WASHINGTON, March 31 (Reuters) – The U.S. Treasury Department unveiled tougher electric vehicle tax rules on Friday that would reduce or eliminate tax credits on some zero-emission models but give buyers two more weeks before new requirements take effect.
The rules aim to wean the U.S. off its reliance on China for EV battery supply chains and are part of President Joe Biden’s effort to make 50% of U.S. new vehicle sales be EVs or plug-in hybrids by 2030.
The EV battery sourcing guidelines published on Friday trigger new requirements for critical minerals and battery components and go into effect for vehicle purchases on April 18.
U.S. officials have acknowledged that some vehicle credits will be reduced or eliminated. Tesla ( TSLA.O ) said on Wednesday that Model 3 rear-wheel drive credit will be cut as a result of the guidance. The government will release the revised list of eligible models and tax credit amounts by April 18.
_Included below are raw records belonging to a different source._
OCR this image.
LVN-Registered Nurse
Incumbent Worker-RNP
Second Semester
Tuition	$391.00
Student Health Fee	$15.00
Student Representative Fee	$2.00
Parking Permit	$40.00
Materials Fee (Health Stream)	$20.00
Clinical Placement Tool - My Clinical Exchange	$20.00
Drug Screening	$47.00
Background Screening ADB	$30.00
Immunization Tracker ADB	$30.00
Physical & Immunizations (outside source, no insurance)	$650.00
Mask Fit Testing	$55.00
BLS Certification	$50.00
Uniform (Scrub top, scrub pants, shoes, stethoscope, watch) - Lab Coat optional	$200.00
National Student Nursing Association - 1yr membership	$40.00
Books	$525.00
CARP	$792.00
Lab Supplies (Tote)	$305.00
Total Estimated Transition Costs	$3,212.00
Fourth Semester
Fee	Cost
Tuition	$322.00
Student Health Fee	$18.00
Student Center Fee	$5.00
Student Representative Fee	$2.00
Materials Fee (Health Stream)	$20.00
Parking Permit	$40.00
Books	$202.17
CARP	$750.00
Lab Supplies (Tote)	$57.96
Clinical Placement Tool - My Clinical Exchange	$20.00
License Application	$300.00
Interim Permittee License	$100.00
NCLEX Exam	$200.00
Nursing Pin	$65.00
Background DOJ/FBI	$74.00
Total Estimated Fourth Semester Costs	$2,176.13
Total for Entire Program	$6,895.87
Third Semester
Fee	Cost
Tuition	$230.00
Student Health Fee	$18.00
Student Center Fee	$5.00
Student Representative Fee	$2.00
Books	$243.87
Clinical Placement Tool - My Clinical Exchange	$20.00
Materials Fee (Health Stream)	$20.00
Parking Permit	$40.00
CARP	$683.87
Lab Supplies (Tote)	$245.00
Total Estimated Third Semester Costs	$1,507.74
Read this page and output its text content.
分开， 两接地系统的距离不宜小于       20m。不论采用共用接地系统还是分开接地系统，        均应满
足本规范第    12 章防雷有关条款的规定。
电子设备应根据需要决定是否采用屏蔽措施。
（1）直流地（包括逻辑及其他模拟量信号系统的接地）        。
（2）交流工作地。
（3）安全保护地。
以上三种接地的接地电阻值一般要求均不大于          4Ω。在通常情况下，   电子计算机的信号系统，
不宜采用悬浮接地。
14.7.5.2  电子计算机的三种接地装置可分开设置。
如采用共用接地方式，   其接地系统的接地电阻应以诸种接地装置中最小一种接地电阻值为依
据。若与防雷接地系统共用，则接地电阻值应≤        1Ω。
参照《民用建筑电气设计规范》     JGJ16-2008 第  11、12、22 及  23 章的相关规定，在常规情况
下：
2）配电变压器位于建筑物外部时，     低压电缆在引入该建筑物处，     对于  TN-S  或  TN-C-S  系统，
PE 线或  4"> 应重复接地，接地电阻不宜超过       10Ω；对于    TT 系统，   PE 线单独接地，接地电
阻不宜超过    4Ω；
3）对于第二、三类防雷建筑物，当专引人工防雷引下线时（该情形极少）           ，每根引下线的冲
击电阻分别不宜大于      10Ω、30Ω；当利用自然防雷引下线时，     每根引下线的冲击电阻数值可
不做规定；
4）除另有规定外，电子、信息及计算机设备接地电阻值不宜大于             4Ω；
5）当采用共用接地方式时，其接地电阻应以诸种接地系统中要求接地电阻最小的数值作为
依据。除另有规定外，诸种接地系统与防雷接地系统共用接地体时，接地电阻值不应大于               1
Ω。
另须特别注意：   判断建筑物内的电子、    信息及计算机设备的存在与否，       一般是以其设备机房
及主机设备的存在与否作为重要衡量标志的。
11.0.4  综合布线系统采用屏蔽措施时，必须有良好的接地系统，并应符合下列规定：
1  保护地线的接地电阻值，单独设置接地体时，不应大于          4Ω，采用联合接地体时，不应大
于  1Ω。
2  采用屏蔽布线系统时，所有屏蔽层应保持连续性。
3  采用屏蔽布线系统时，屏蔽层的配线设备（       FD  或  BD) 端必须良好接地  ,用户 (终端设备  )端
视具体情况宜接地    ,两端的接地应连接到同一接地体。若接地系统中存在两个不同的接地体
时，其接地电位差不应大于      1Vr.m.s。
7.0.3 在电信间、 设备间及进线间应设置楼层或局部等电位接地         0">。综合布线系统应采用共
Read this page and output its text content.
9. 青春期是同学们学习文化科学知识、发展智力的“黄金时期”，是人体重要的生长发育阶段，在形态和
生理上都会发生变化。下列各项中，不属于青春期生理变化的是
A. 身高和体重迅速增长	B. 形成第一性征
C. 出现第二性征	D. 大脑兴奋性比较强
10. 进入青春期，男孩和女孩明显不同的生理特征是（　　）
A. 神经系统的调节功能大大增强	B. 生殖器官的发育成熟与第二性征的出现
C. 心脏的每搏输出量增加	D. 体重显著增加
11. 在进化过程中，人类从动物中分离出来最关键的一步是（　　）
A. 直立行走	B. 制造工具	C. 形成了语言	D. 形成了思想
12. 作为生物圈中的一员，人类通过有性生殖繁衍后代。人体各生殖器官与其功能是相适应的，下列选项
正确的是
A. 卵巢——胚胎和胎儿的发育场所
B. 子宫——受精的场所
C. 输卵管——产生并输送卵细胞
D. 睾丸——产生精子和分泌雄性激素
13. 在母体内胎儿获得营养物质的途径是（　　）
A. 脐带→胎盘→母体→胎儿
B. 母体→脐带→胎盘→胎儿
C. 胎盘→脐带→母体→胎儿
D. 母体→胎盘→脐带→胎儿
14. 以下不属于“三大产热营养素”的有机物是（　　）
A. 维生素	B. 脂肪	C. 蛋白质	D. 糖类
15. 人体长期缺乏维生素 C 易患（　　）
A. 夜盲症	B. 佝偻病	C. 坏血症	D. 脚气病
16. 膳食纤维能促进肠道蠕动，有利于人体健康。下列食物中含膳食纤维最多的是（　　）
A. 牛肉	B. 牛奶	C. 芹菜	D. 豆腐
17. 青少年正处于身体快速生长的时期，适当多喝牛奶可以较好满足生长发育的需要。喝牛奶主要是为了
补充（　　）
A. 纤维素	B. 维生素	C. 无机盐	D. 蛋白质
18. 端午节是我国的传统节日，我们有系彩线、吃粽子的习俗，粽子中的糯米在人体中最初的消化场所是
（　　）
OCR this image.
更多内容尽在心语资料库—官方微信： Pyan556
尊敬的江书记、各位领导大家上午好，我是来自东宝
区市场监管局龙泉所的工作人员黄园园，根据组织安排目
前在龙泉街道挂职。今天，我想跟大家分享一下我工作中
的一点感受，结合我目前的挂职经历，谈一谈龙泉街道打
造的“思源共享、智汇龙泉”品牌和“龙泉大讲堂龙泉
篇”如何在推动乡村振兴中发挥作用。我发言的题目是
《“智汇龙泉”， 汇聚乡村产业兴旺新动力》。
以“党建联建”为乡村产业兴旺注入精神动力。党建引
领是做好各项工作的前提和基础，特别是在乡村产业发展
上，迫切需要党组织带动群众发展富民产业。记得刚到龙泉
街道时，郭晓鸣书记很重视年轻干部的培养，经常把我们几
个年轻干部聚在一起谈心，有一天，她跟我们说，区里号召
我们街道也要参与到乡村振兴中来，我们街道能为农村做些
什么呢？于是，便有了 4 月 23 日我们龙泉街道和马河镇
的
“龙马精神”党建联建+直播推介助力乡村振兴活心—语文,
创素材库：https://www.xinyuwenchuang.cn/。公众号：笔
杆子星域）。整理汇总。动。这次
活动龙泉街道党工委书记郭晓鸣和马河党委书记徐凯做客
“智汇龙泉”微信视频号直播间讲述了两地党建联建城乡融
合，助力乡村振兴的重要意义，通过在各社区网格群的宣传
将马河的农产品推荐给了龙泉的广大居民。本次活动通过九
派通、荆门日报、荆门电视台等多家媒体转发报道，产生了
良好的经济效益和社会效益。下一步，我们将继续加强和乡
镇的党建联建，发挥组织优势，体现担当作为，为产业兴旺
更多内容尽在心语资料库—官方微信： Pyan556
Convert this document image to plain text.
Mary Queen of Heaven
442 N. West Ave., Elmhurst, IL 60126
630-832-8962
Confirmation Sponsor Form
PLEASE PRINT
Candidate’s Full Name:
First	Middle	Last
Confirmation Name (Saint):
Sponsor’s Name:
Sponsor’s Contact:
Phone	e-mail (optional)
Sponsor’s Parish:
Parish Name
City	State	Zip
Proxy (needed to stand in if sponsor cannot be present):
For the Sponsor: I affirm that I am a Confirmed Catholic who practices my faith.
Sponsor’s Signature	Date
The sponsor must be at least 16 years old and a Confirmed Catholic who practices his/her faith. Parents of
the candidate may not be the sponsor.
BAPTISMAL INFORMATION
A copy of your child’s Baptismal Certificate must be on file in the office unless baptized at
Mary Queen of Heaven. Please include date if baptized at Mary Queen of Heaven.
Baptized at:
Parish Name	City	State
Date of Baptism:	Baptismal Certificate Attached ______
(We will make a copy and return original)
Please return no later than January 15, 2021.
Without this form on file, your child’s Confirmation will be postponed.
The $430 billion Inflationary Reduction Act (IRA) signed by Biden in August lifted manufacturers’ EV sales limits but imposed new conditions on EV credits. They include a North American assembly requirement from August, price and buyer income eligibility limits from January 1, and now battery and critical minerals sourcing rules from April 18.
Alliance for Automotive Innovation CEO John Bocella said in a statement that his best guess is that “few” EVs on the market will qualify for the full $7,500 credit after April 17. He noted that EVs must be assembled in North America to qualify for any credit. 70% of samples.
“Some EVs will certainly qualify for a partial credit. Due to the constraints of the law, Treasury will be able to make rules that comply with the law and reflect the current market,” Bozzella said.
The IRA requires a $3,750 credit and 40% of the value of critical minerals sourced from the United States for a $3,750 credit or 50% of the value of battery components produced or assembled in North America to qualify as a free trade partner.
Treasury proposes a three-step process for determining value percentages of critical minerals and a four-step process for determining battery component value.
On Tuesday, the US and Japan signed a trade agreement on EV battery minerals. The Treasury says the newly negotiated key minerals deals could be treated as free trade deals. The guidance lists Japan as having a US free trade agreement.
The South Korean government welcomed the new rules, saying they significantly reflected the opinion of the South Korean battery industry and removed “huge uncertainty”.
In a statement on Saturday, the country’s trade ministry said the government plans to hold further talks with the US on the needs of South Korean companies, if necessary.
Senate Energy Committee Chairman Joe Manchin, a Democrat, said Treasury ignored the IRA’s intent in writing the guidance.
“US tax dollars should not be used to support manufacturing jobs overseas,” Manchin said. “It’s a pathetic excuse to spend more taxpayer dollars as soon as possible, giving the Chinese Communist Party more control in the process.”
The Treasury did not immediately provide guidance on “foreign companies of concern,” a provision set to kick in in 2024 that excludes credits, if any, for components or minerals used in EV batteries in countries such as China.
China has previously criticized EV-related provisions in the IRA, saying in September that they violate WTO rules.
Ford ( FN ) said in February it would invest $3.5 billion to build an EV battery plant in Michigan using technology from Chinese battery company CATL ( 300750.SZ ).
Republican Senator Marco Rubio introduced legislation this month to block EV tax credits for batteries made using Chinese technology, saying it would “significantly limit eligibility for IRA tax credits and prevent Chinese companies from benefiting.”
The public can comment on the proposed guidance until mid-June.